Der frühere Vizekanzler und Ex-Minister Sigmar Gabriel (SPD) führte demnach mehrere bislang unbekannte Gespräche mit dem Bundeskanzleramt. Gabriel war am 7. April zum Vorsitzenden des Aufsichtsrats beim Stahlkonzern Thyssen Krupp Steel gewählt worden. Mindestens fünf Mal sprach er seitdem mit Staatssekretär Jörg Kukies, einem Vertrauten von Bundeskanzler Olaf Scholz (SPD). Das erste Telefonat fand noch am Tag seiner Wahl zum Aufsichtsratschef statt. Thema sei, wie bei zwei weiteren Gesprächen, die “deutsche Stahlindustrie” gewesen, erklärte ein Regierungssprecher. Außerdem sprach Gabriel mit Kukies über das EU-Emissionshandelssystem und die Förderung ausländischer Investitionen. 

Am 5. Juli traf Gabriel sich mit Bundeskanzler Olaf Scholz persönlich. Weitere Angaben zu dem Treffen machte die Regierung nicht. Zum Gesprächsinhalt lägen im Haus "keine Informationen" vor, so ein Sprecher. Gabriel wollte sich zu seinen Regierungskontakten nicht näher äußern. Diese seien “nicht von öffentlichem Interesse, sondern meine Privatangelegenheit”.

Trotz seiner mehrfachen Gespräche mit Regierungsvertretern zum Thema Stahl wird Gabriel nicht im Lobbyregister-Eintrag des Stahlkonzerns Thyssen Krupp Steel aufgeführt. Nach dem Lobbyregistergesetz ist dies zulässig: Veröffentlicht werden müssen lediglich die "vertretungsberechtigten Personen" sowie Beschäftigte, “die Interessenvertretung unmittelbar ausüben”. Aufsichtsratsvorsitzende gehören zu keiner der beiden Personengruppen.

Die Transparenzorganisation abgeordnetenwatch.de kritisiert dies. „Im Lobbyregister existieren eklatante Transparenzlücken, durch die Lobbyarbeit verschleiert wird", sagt Sprecherin Léa Briand. „Es braucht endlich eine Veröffentlichungspflicht von Lobbykontakten, verbunden mit abschreckenden Strafzahlungen bei Verstößen." Die Ampel-Koalition hat in ihrem Koalitionsvertrag angekündigt, das Lobbyregistergesetz nachschärfen zu wollen. Eine Offenlegungspflicht für Lobbykontakte lehnen SPD, Grüne und FDP bislang ab.
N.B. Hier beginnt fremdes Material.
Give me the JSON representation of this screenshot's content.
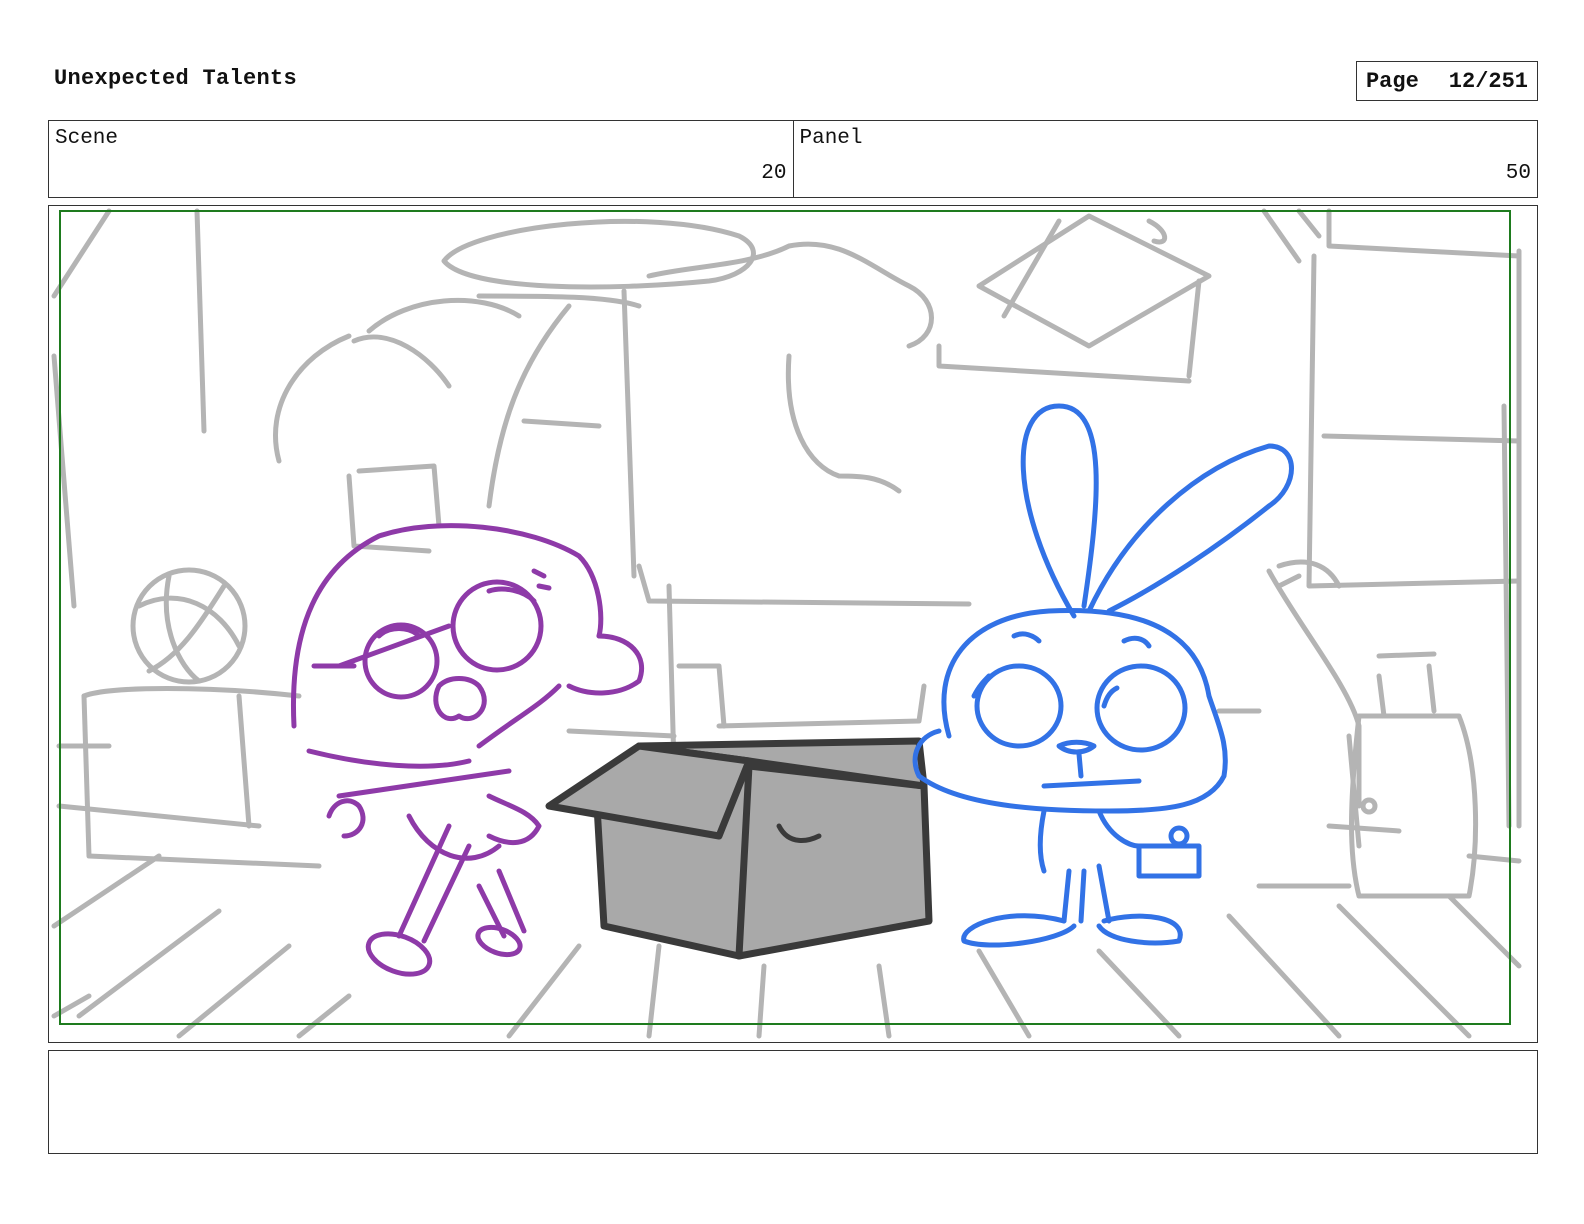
{
  "header": {
    "title": "Unexpected Talents",
    "page_label": "Page",
    "page_value": "12/251"
  },
  "info": {
    "scene_label": "Scene",
    "scene_value": "20",
    "panel_label": "Panel",
    "panel_value": "50"
  },
  "colors": {
    "safe_frame": "#1e7b1e",
    "background_sketch": "#b4b4b4",
    "girl_character": "#8e3aa8",
    "bunny_character": "#3272e6",
    "box_fill": "#a9a9a9",
    "box_outline": "#3a3a3a"
  },
  "notes": {
    "text": ""
  }
}
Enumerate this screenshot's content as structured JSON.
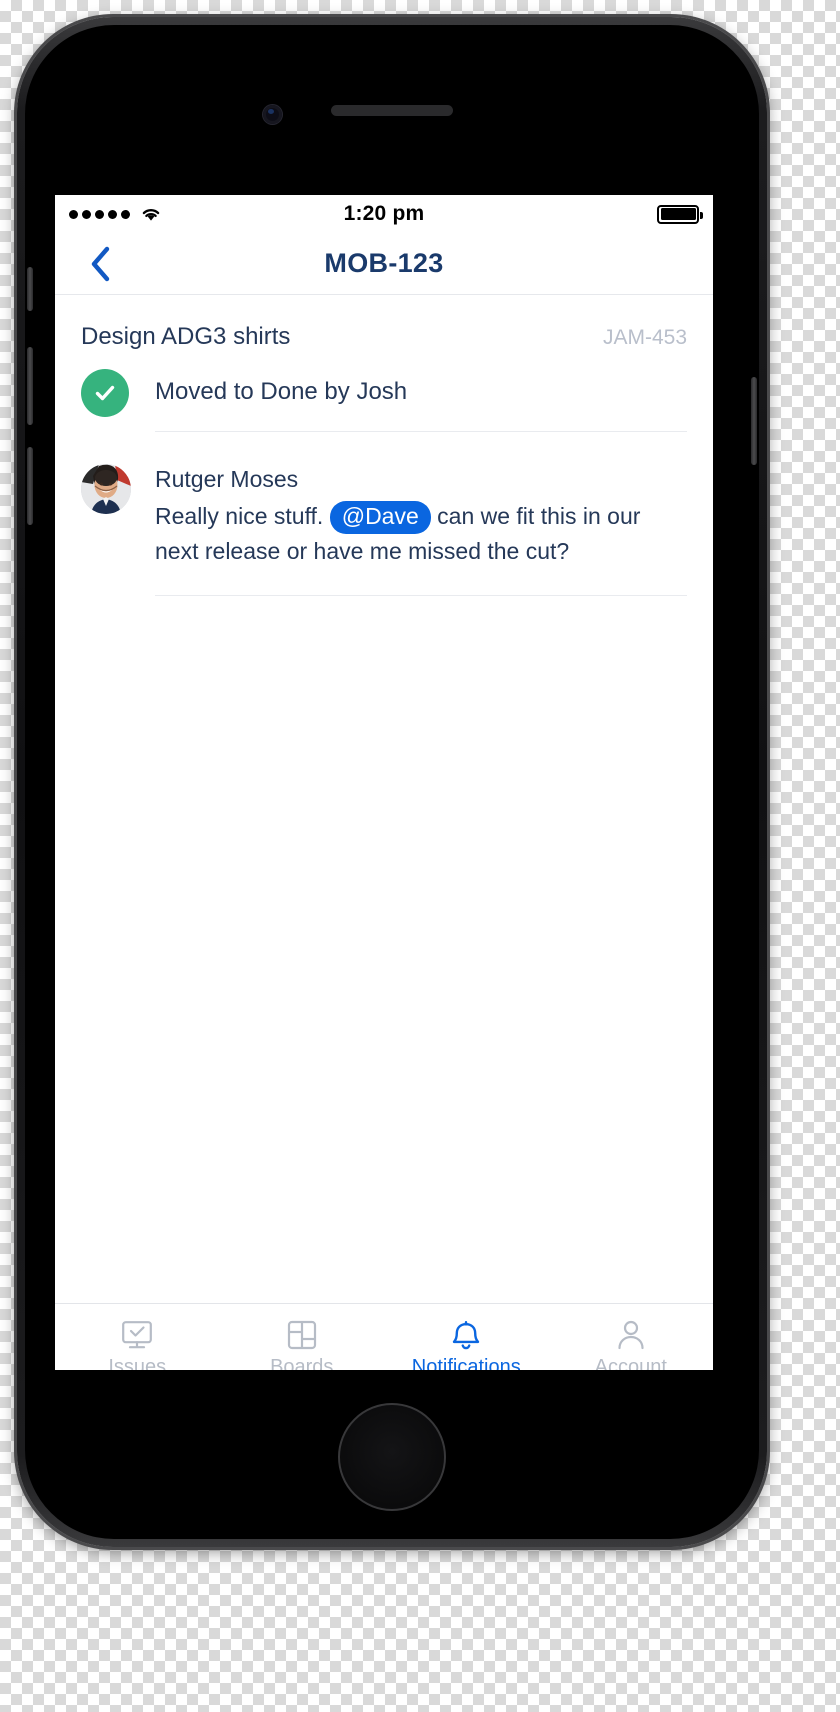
{
  "status_bar": {
    "signal_dots": 5,
    "signal_icon": "signal-dots-icon",
    "wifi_icon": "wifi-icon",
    "time": "1:20 pm",
    "battery_icon": "battery-full-icon",
    "battery_level_percent": 100
  },
  "nav": {
    "back_icon": "chevron-left-icon",
    "title": "MOB-123"
  },
  "issue": {
    "title": "Design ADG3 shirts",
    "key": "JAM-453"
  },
  "activity": [
    {
      "type": "status-change",
      "icon": "check-circle-icon",
      "icon_color": "#36b37e",
      "text": "Moved to Done by Josh"
    },
    {
      "type": "comment",
      "avatar": "user-avatar-photo",
      "author": "Rutger Moses",
      "text_before": "Really nice stuff.",
      "mention": "@Dave",
      "text_after": "can we fit this in our next release or have me missed the cut?"
    }
  ],
  "tabs": [
    {
      "id": "issues",
      "label": "Issues",
      "icon": "issues-monitor-check-icon",
      "active": false
    },
    {
      "id": "boards",
      "label": "Boards",
      "icon": "boards-grid-icon",
      "active": false
    },
    {
      "id": "notifications",
      "label": "Notifications",
      "icon": "bell-icon",
      "active": true
    },
    {
      "id": "account",
      "label": "Account",
      "icon": "person-icon",
      "active": false
    }
  ],
  "colors": {
    "accent": "#0a66e0",
    "text_primary": "#253858",
    "text_muted": "#b9bfcb",
    "success": "#36b37e",
    "nav_title": "#1a3a6b"
  }
}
Den Recherchen zufolge gab es Lobbykontakte zur Regierung auch von anderen ehemaligen Abgeordneten. So hat der frühere CDU-Generalsekretär Peter Tauber Anfang 2022 mindestens zweimal versucht, für die Deutsche Vermögensberatung AG (DVAG) ein Treffen mit dem Parlamentarischen Staatssekretär im Bundeswirtschaftsministerium, Michael Kellner (Grüne), zu arrangieren. Dies zeigen E-Mails, die den Medien vorliegen.
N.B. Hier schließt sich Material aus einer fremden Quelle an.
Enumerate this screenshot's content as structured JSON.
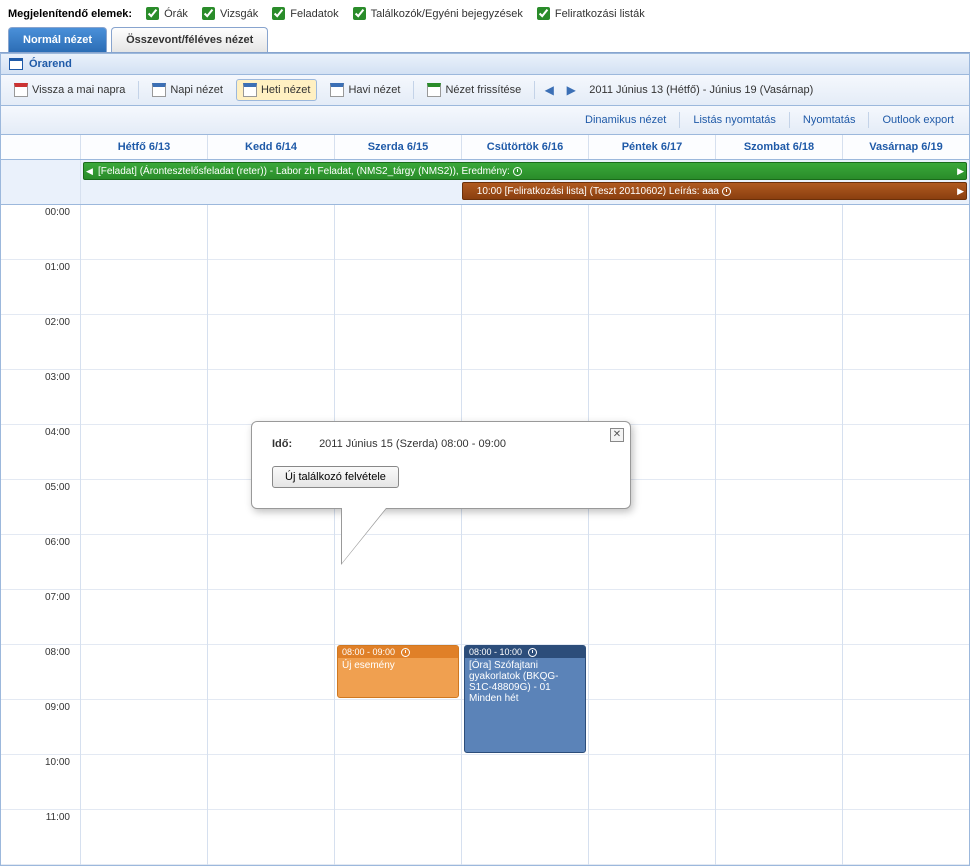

Die Terminanbahnung könnte einen Verstoß gegen das Lobbyregistergesetz darstellen, das zum 1. Januar 2022 in Kraft getreten ist und Lobbyismus transparenter machen soll. Der Grund: Die DVAG hat sich nicht ins Lobbyregister eingetragen. Das aber ist Voraussetzung, um Kontakt zur Regierung und Abgeordneten aufnehmen zu dürfen. Bei einem Verstoß droht ein Ordnungsgeld von bis zu 50.000 Euro.
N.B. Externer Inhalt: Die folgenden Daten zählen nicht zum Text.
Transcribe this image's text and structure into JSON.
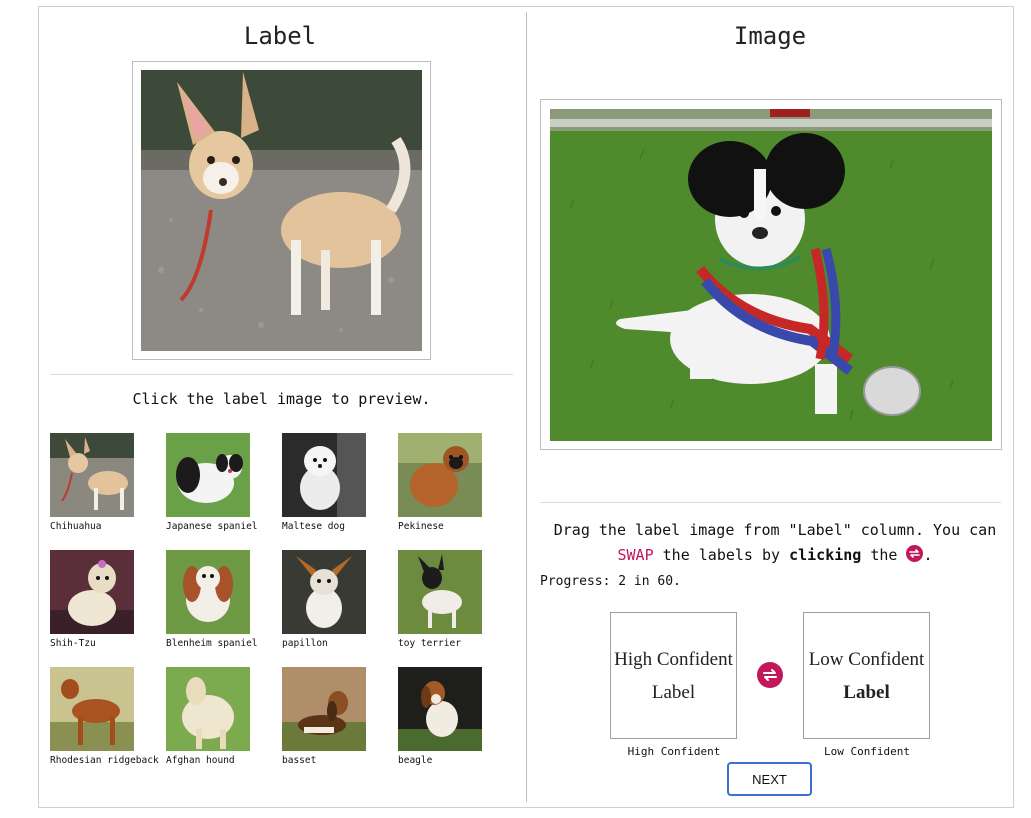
{
  "left_column": {
    "title": "Label",
    "preview_hint": "Click the label image to preview.",
    "thumbnails": [
      {
        "caption": "Chihuahua"
      },
      {
        "caption": "Japanese spaniel"
      },
      {
        "caption": "Maltese dog"
      },
      {
        "caption": "Pekinese"
      },
      {
        "caption": "Shih-Tzu"
      },
      {
        "caption": "Blenheim spaniel"
      },
      {
        "caption": "papillon"
      },
      {
        "caption": "toy terrier"
      },
      {
        "caption": "Rhodesian ridgeback"
      },
      {
        "caption": "Afghan hound"
      },
      {
        "caption": "basset"
      },
      {
        "caption": "beagle"
      }
    ]
  },
  "right_column": {
    "title": "Image",
    "instruction_part1": "Drag the label image from \"Label\" column. You can ",
    "swap_word": "SWAP",
    "instruction_part2": " the labels by ",
    "clicking_word": "clicking",
    "instruction_part3": " the ",
    "instruction_end": ".",
    "progress": "Progress: 2 in 60.",
    "high_box_line1": "High Confident",
    "high_box_line2": "Label",
    "low_box_line1": "Low Confident",
    "low_box_line2": "Label",
    "high_caption": "High Confident",
    "low_caption": "Low Confident",
    "next_label": "NEXT"
  },
  "colors": {
    "swap_accent": "#c2185b",
    "next_border": "#3b6fd6"
  }
}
Tauber bestritt die Terminanfragen nicht. Eines der von ihm arrangierten Treffen mit dem Staatssekretär habe im April 2022 in Marburg stattgefunden. Der frühere CDU-Politiker erklärte jedoch, bei seinen E-Mail-Anfragen an das Wirtschaftsministerium sei ihm eine Verwechslung unterlaufen. Die Termine habe er nicht für die DVAG vereinbaren wollen, sondern für den im Lobbyregister aufgeführten Deutschen Unternehmensverband Vermögensberatung (DUV). Tauber arbeitet sowohl für die DVAG als auch für die DUV, beide Organisation sind eng miteinander verbunden.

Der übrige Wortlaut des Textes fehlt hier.